Materials and Methods
A deep learning-based model was trained on an open dataset of multiple ethnicities. A total of 102 hand radiographs (51 male and 51 female; mean age ± standard deviation = 10.95 ± 2.37 years) from a single institution were selected for external validation. Three human experts performed bone age assessments based on the GP atlas to develop a reference standard. Two study radiologists performed bone age assessments with and without AI model assistance in two separate sessions, for which the reading time was recorded. The performance of the AI software was assessed by comparing the mean absolute difference between the AI-calculated bone age and the reference standard. The reading time was compared between reading with and without AI using a paired t test. Furthermore, the reliability between the two study radiologists’ bone age assessments was assessed using intraclass correlation coefficients (ICCs), and the results were compared between reading with and without AI.
Results
The bone ages assessed by the experts and the AI model were not significantly different (11.39 ± 2.74 years and 11.35 ± 2.76 years, respectively, p = 0.31).
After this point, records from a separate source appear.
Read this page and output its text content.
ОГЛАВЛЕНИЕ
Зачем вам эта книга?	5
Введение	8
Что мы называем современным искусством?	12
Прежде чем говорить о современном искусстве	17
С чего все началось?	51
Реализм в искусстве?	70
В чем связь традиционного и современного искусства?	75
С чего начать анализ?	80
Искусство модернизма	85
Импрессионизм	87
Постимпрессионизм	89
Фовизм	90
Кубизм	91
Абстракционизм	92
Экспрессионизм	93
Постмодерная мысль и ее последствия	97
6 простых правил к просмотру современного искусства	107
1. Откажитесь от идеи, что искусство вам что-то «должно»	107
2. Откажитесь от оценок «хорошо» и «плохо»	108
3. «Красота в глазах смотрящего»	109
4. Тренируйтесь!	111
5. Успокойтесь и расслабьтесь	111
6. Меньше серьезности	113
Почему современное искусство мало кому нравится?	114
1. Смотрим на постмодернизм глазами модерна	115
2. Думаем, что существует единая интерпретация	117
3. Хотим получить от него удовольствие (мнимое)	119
The mean absolute difference was 0.39 years (95% confidence interval, 0.33– 0.45 years) between the automated AI assessment and the reference standard. The mean reading time of the two study radiologists was reduced from 54.29 to 35.37 seconds with AI model assistance (p < 0.001). The ICC of the two study radiologists slightly increased with AI model assistance (from 0.945 to 0.990).
Conclusion
The proposed AI model was accurate for assessing bone age. Furthermore, this model appeared to enhance the clinical efficacy by reducing the reading time and improving the inter-observer reliability.